Ein langer Anlauf und dann ein kurzer Sprint ganz nach oben: 71 Auftritte benötigte Scottie Scheffler auf der PGA Tour, ehe ihm vor sieben Wochen in Arizona sein erster Sieg gelang – und danach nur 42 Tage, in denen ihm zwei weitere Erfolge gelangen, um zur Nummer eins der Golf-Weltrangliste aufzusteigen. Zum Vergleich: Tiger Woods brauchte nach seinem ersten Sieg 252 Tage, um in der Hackordnung ganz nach oben zu klettern.

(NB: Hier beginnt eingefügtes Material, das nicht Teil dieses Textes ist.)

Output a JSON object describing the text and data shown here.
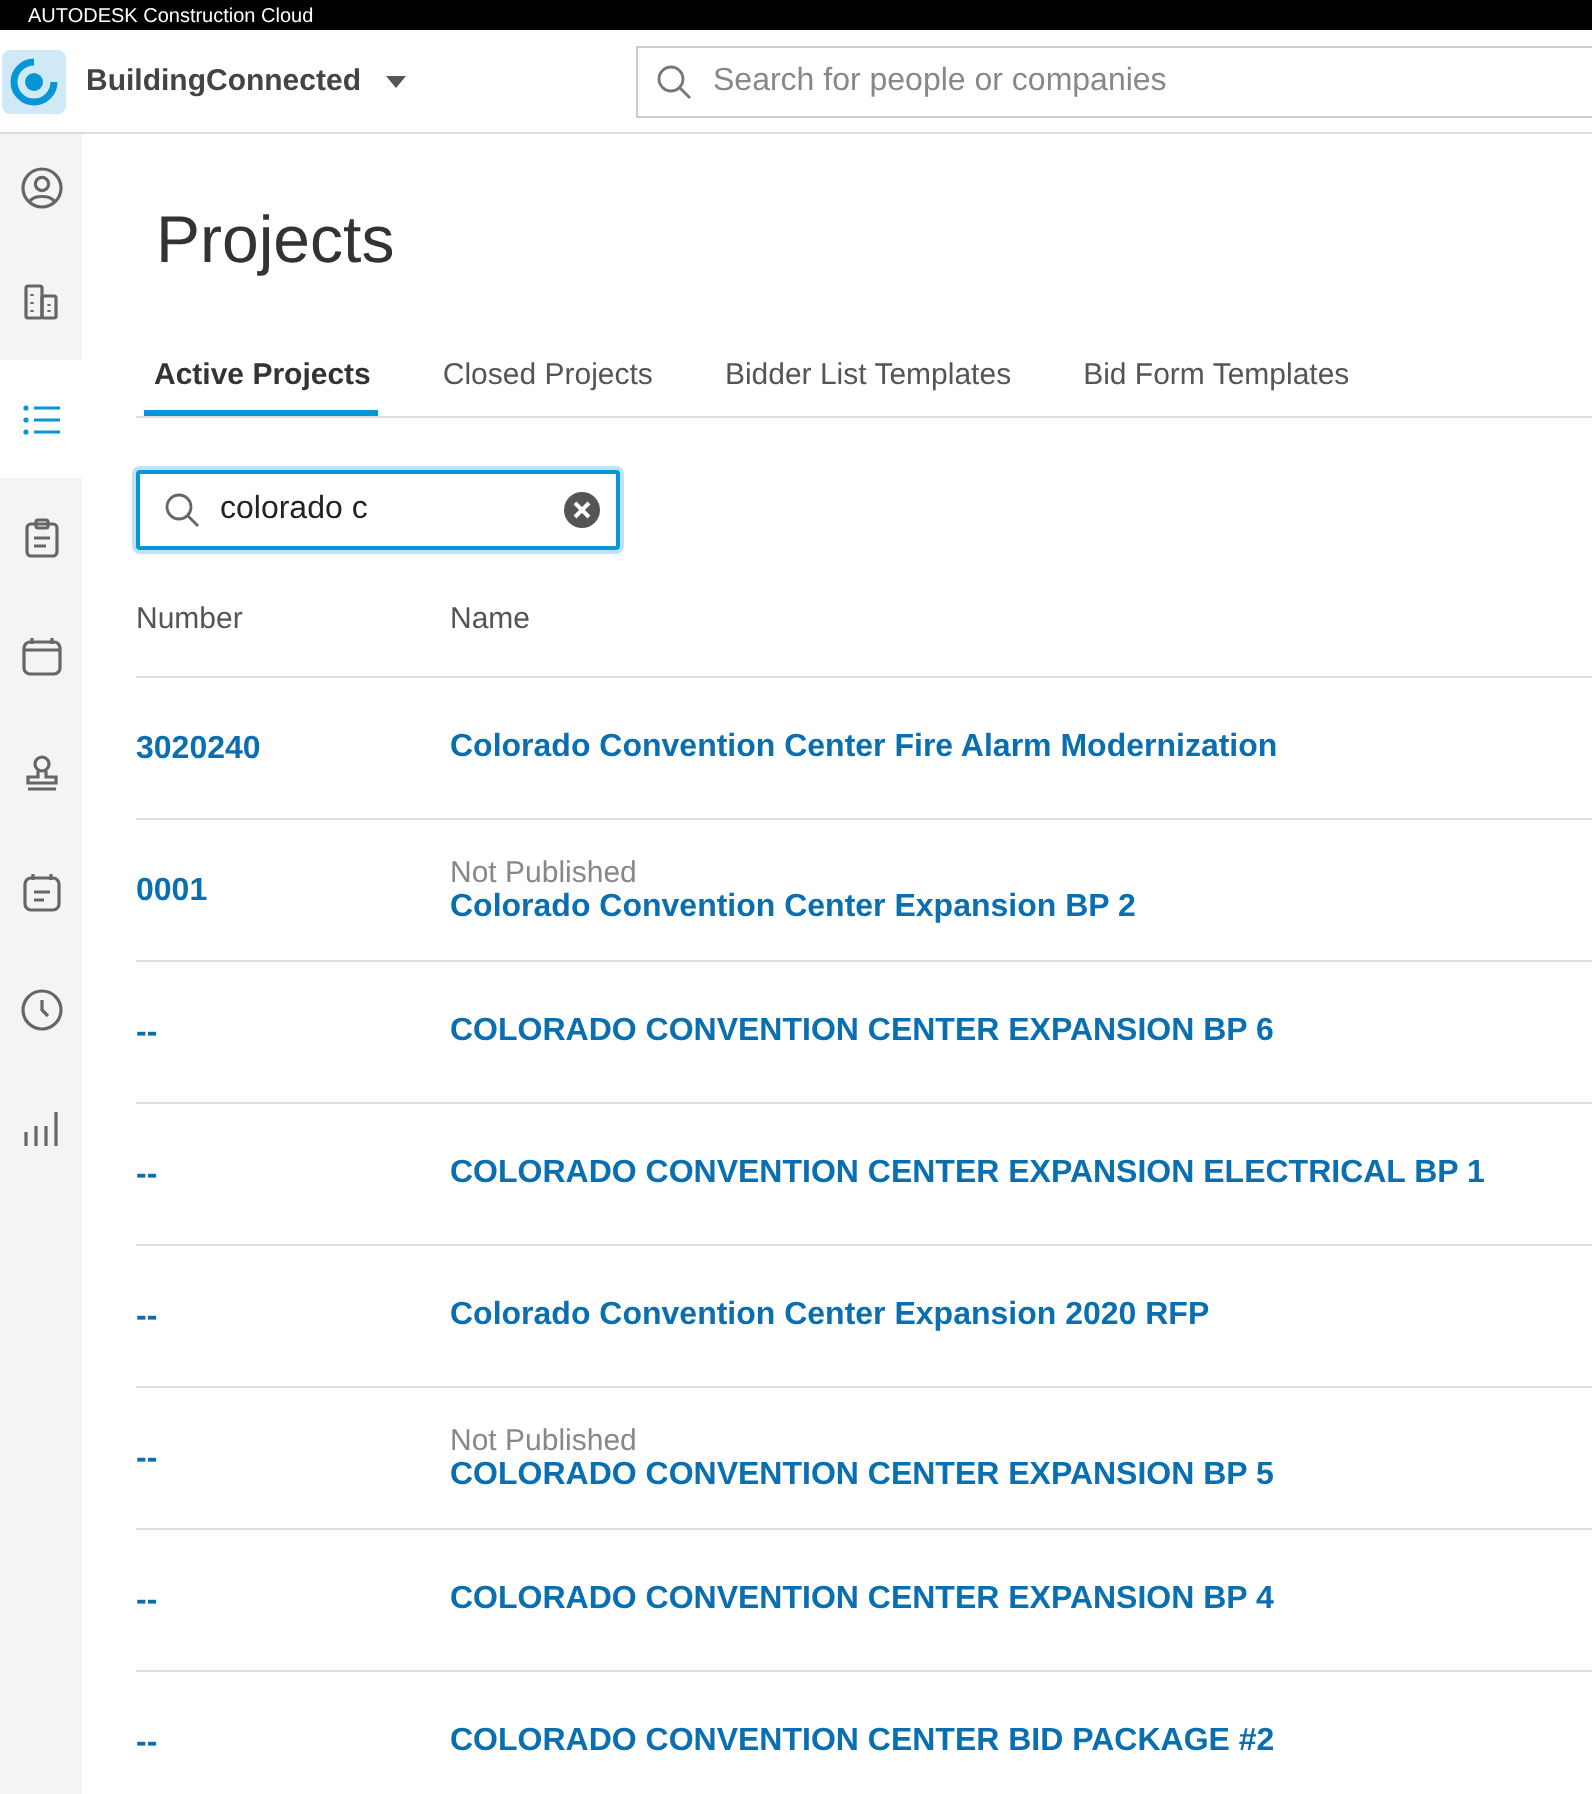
{
  "brand_bar": {
    "text": "AUTODESK Construction Cloud"
  },
  "header": {
    "app_name": "BuildingConnected",
    "search": {
      "placeholder": "Search for people or companies"
    }
  },
  "sidebar": {
    "items": [
      {
        "kind": "profile",
        "selected": false
      },
      {
        "kind": "companies",
        "selected": false
      },
      {
        "kind": "list",
        "selected": true
      },
      {
        "kind": "clipboard",
        "selected": false
      },
      {
        "kind": "calendar",
        "selected": false
      },
      {
        "kind": "stamp",
        "selected": false
      },
      {
        "kind": "schedule",
        "selected": false
      },
      {
        "kind": "clock",
        "selected": false
      },
      {
        "kind": "chart",
        "selected": false
      }
    ]
  },
  "page": {
    "title": "Projects",
    "tabs": [
      {
        "label": "Active Projects",
        "selected": true
      },
      {
        "label": "Closed Projects",
        "selected": false
      },
      {
        "label": "Bidder List Templates",
        "selected": false
      },
      {
        "label": "Bid Form Templates",
        "selected": false
      }
    ],
    "filter": {
      "value": "colorado c"
    },
    "table": {
      "columns": [
        "Number",
        "Name"
      ],
      "rows": [
        {
          "number": "3020240",
          "name": "Colorado Convention Center Fire Alarm Modernization"
        },
        {
          "number": "0001",
          "status": "Not Published",
          "name": "Colorado Convention Center Expansion BP 2"
        },
        {
          "number": "--",
          "name": "COLORADO CONVENTION CENTER EXPANSION BP 6"
        },
        {
          "number": "--",
          "name": "COLORADO CONVENTION CENTER EXPANSION ELECTRICAL BP 1"
        },
        {
          "number": "--",
          "name": "Colorado Convention Center Expansion 2020 RFP"
        },
        {
          "number": "--",
          "status": "Not Published",
          "name": "COLORADO CONVENTION CENTER EXPANSION BP 5"
        },
        {
          "number": "--",
          "name": "COLORADO CONVENTION CENTER EXPANSION BP 4"
        },
        {
          "number": "--",
          "name": "COLORADO CONVENTION CENTER BID PACKAGE #2"
        }
      ]
    }
  }
}
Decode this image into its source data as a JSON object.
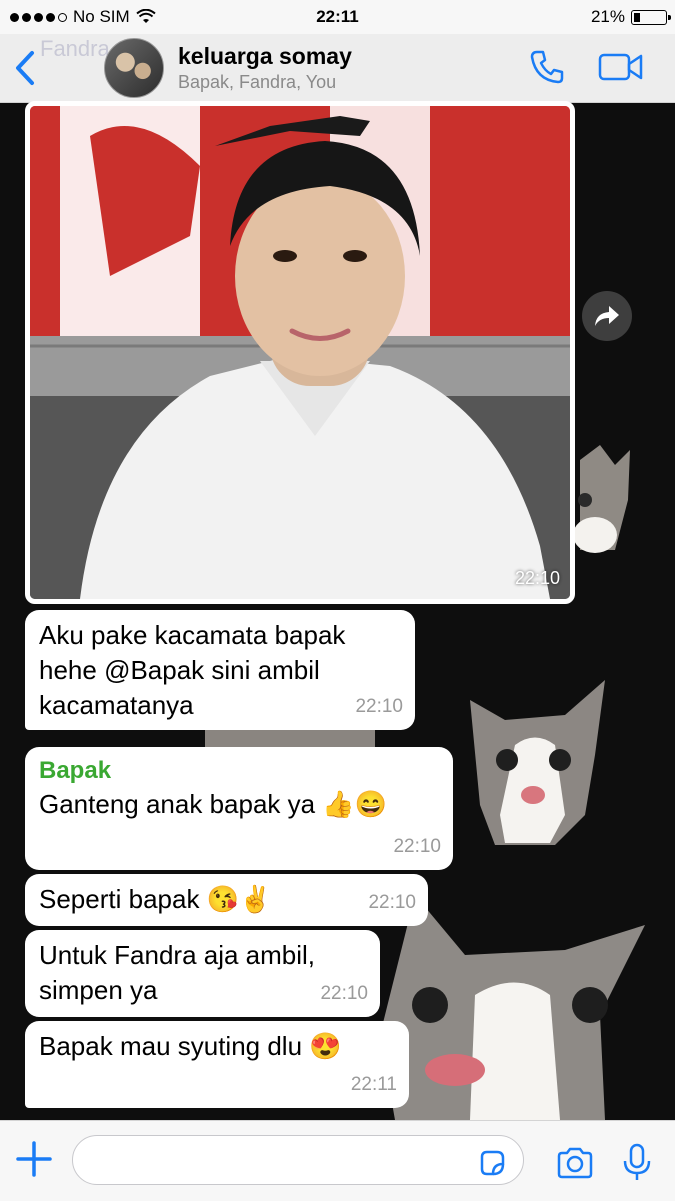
{
  "status_bar": {
    "carrier": "No SIM",
    "time": "22:11",
    "battery": "21%",
    "battery_level": 0.21,
    "signal_bars_filled": 4
  },
  "header": {
    "back_icon": "chevron-left-icon",
    "ghost_name": "Fandra",
    "title": "keluarga somay",
    "subtitle": "Bapak, Fandra, You",
    "call_icon": "phone-icon",
    "video_icon": "video-camera-icon"
  },
  "messages": [
    {
      "type": "image",
      "time": "22:10"
    },
    {
      "type": "text",
      "sender": "",
      "text_lines": [
        "Aku pake kacamata bapak",
        "hehe @Bapak sini ambil",
        "kacamatanya"
      ],
      "time": "22:10"
    },
    {
      "type": "text",
      "sender": "Bapak",
      "text_lines": [
        "Ganteng anak bapak ya 👍😄"
      ],
      "time": "22:10"
    },
    {
      "type": "text",
      "sender": "",
      "text_lines": [
        "Seperti bapak 😘✌️"
      ],
      "time": "22:10"
    },
    {
      "type": "text",
      "sender": "",
      "text_lines": [
        "Untuk Fandra aja ambil,",
        "simpen ya"
      ],
      "time": "22:10"
    },
    {
      "type": "text",
      "sender": "",
      "text_lines": [
        "Bapak mau syuting dlu 😍"
      ],
      "time": "22:11"
    }
  ],
  "forward_icon": "forward-arrow-icon",
  "input_bar": {
    "plus_icon": "plus-icon",
    "input_value": "",
    "sticker_icon": "sticker-icon",
    "camera_icon": "camera-icon",
    "mic_icon": "microphone-icon"
  },
  "colors": {
    "accent": "#1a7cf5",
    "sender_name": "#3aa832",
    "chat_background": "#0e0e0e",
    "bubble": "#ffffff"
  }
}
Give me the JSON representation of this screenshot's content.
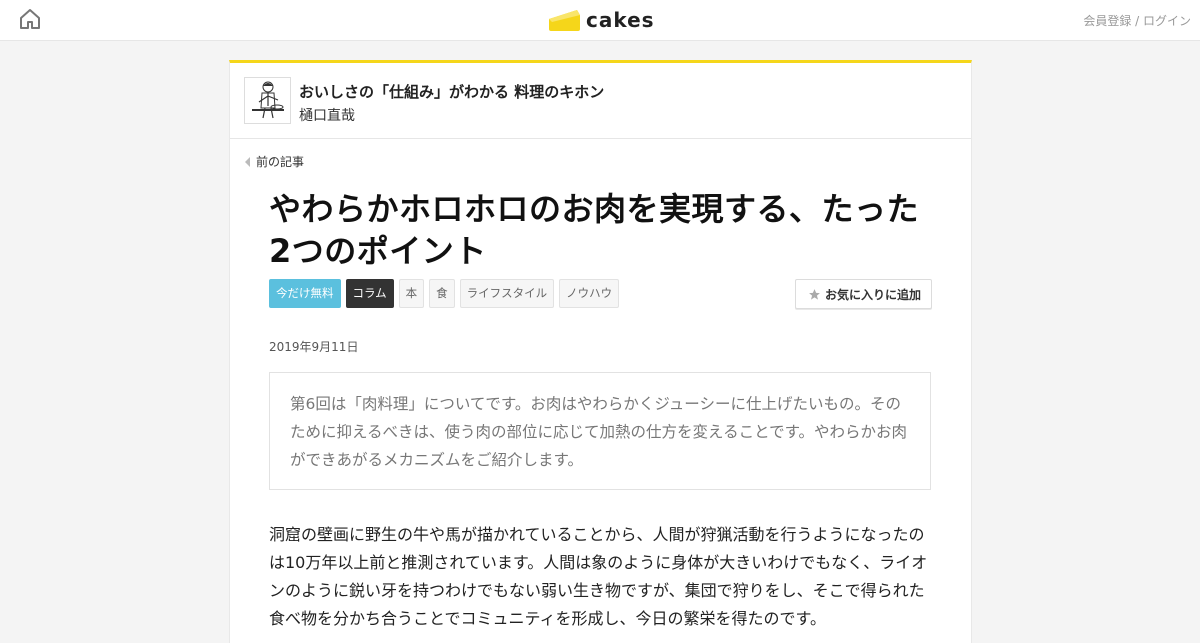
{
  "header": {
    "logo_text": "cakes",
    "auth_link": "会員登録 / ログイン",
    "brand_color": "#f5d61a"
  },
  "series": {
    "title": "おいしさの「仕組み」がわかる 料理のキホン",
    "author": "樋口直哉"
  },
  "nav": {
    "prev_label": "前の記事"
  },
  "article": {
    "title": "やわらかホロホロのお肉を実現する、たった2つのポイント",
    "tags": [
      "今だけ無料",
      "コラム",
      "本",
      "食",
      "ライフスタイル",
      "ノウハウ"
    ],
    "favorite_label": "お気に入りに追加",
    "date": "2019年9月11日",
    "lead": "第6回は「肉料理」についてです。お肉はやわらかくジューシーに仕上げたいもの。そのために抑えるべきは、使う肉の部位に応じて加熱の仕方を変えることです。やわらかお肉ができあがるメカニズムをご紹介します。",
    "body": "洞窟の壁画に野生の牛や馬が描かれていることから、人間が狩猟活動を行うようになったのは10万年以上前と推測されています。人間は象のように身体が大きいわけでもなく、ライオンのように鋭い牙を持つわけでもない弱い生き物ですが、集団で狩りをし、そこで得られた食べ物を分かち合うことでコミュニティを形成し、今日の繁栄を得たのです。"
  }
}
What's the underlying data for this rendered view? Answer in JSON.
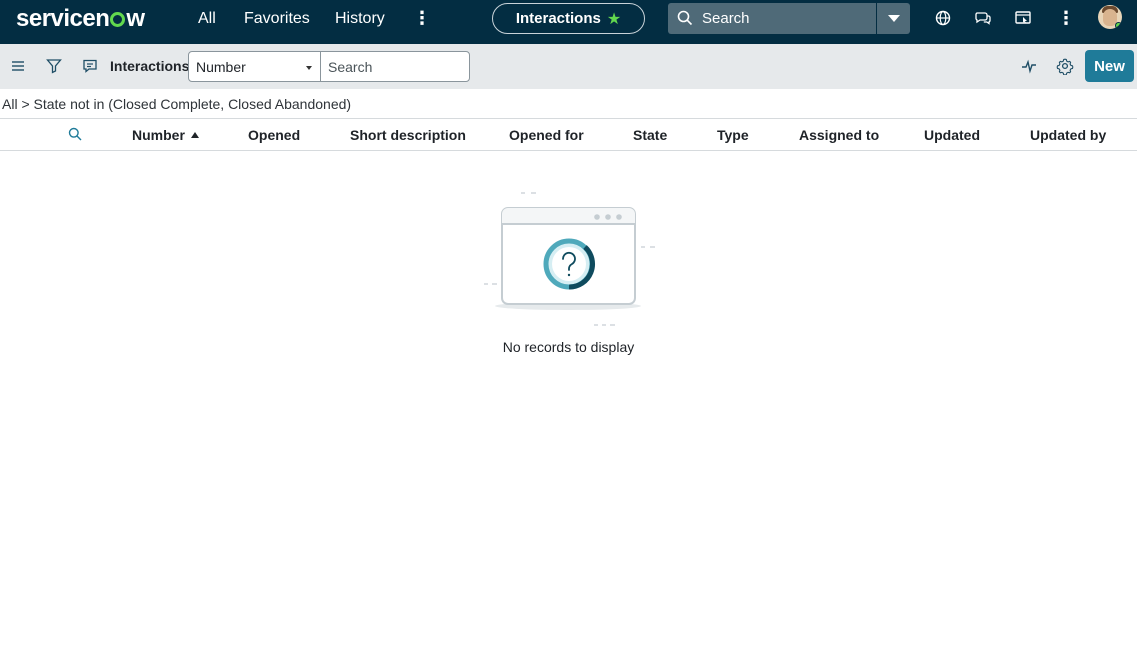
{
  "topnav": {
    "brand": "servicenow",
    "links": [
      "All",
      "Favorites",
      "History"
    ],
    "pill_label": "Interactions",
    "search_placeholder": "Search",
    "icons": [
      "globe-icon",
      "chat-icon",
      "dev-console-icon",
      "more-icon"
    ],
    "colors": {
      "bg": "#032d42",
      "accent": "#62d84e"
    }
  },
  "toolbar": {
    "list_title": "Interactions",
    "field_select_value": "Number",
    "search_placeholder": "Search",
    "new_label": "New",
    "icons": [
      "menu-icon",
      "filter-icon",
      "chat-bubble-icon",
      "activity-icon",
      "gear-icon"
    ],
    "colors": {
      "bg": "#e6e9eb",
      "primary": "#1f7b99"
    }
  },
  "breadcrumb": {
    "root": "All",
    "separator": ">",
    "condition": "State not in (Closed Complete, Closed Abandoned)"
  },
  "columns": [
    "Number",
    "Opened",
    "Short description",
    "Opened for",
    "State",
    "Type",
    "Assigned to",
    "Updated",
    "Updated by"
  ],
  "sort": {
    "column": "Number",
    "direction": "ascending"
  },
  "empty": {
    "message": "No records to display"
  }
}
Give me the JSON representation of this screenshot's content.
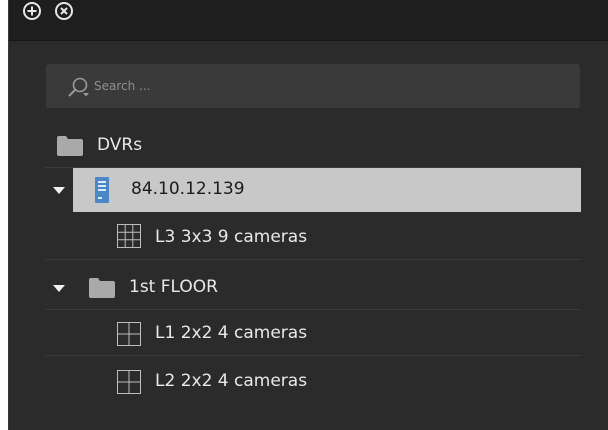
{
  "toolbar": {
    "add_icon": "plus-circle-icon",
    "close_icon": "x-circle-icon"
  },
  "search": {
    "placeholder": "Search ...",
    "value": ""
  },
  "tree": {
    "dvrs_group": {
      "label": "DVRs",
      "icon": "folder-icon"
    },
    "dvr_host": {
      "label": "84.10.12.139",
      "icon": "server-icon",
      "expanded": true,
      "selected": true
    },
    "dvr_layout": {
      "label": "L3 3x3 9 cameras",
      "icon": "grid-3x3-icon"
    },
    "floor_group": {
      "label": "1st FLOOR",
      "icon": "folder-icon",
      "expanded": true
    },
    "floor_layout_1": {
      "label": "L1 2x2 4 cameras",
      "icon": "grid-2x2-icon"
    },
    "floor_layout_2": {
      "label": "L2 2x2 4 cameras",
      "icon": "grid-2x2-icon"
    }
  },
  "colors": {
    "panel_bg": "#2b2b2b",
    "toolbar_bg": "#1e1e1e",
    "search_bg": "#3a3a3a",
    "selection_bg": "#c8c8c8",
    "server_icon": "#4a87c4",
    "folder_icon": "#a9a9a9"
  }
}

Am Sonntag gewann Scheffler, 25 Jahre alt, sein Heimspiel in Austin (Texas), der Stadt, in der er vier Jahre für das Golfteam Longhorns der University of Texas gespielt und oft auf dem Platz des Austin Country Club trainiert hatte. Der 1,91 große, 91 Kilogramm schwere Profi aus Dallas besiegte im Finale der World Golf Championships – Dell Technologies Match Play seinen amerikanischen Landsmann Kevin Kisner 4&3 (vier mehr gewonnene Löcher, bei drei noch zu spielenden), der dritte Sieg bei seinen vergangenen fünf Auftritten auf der PGA Tour. Er kassierte dafür 2,1 Millionen Dollar Preisgeld und schraubte seinen Verdienst in diesen Wochen auf 6,2 Millionen. Kein anderer Profi hat in dieser Saison der PGA Tour so häufig triumphiert und so viel Preisgeld verdient.

Aber vielleicht noch wichtiger: Scheffler kletterte damit von Rang fünf im Ranking auf eins und stieß den Spanier Jon Rahm nach 36 Wochen vom Thron. Jenen Konkurrenten also, den er beim Ryder Cup im September vorigen Jahres im Einzel überraschend mit 4&3 besiegt hatte. Rahm war im Achtelfinale am ersten Extraloch an dem Amerikaner Brooks Koepka gescheitert und hatte damit die Tür für den Aufstieg Schefflers geöffnet.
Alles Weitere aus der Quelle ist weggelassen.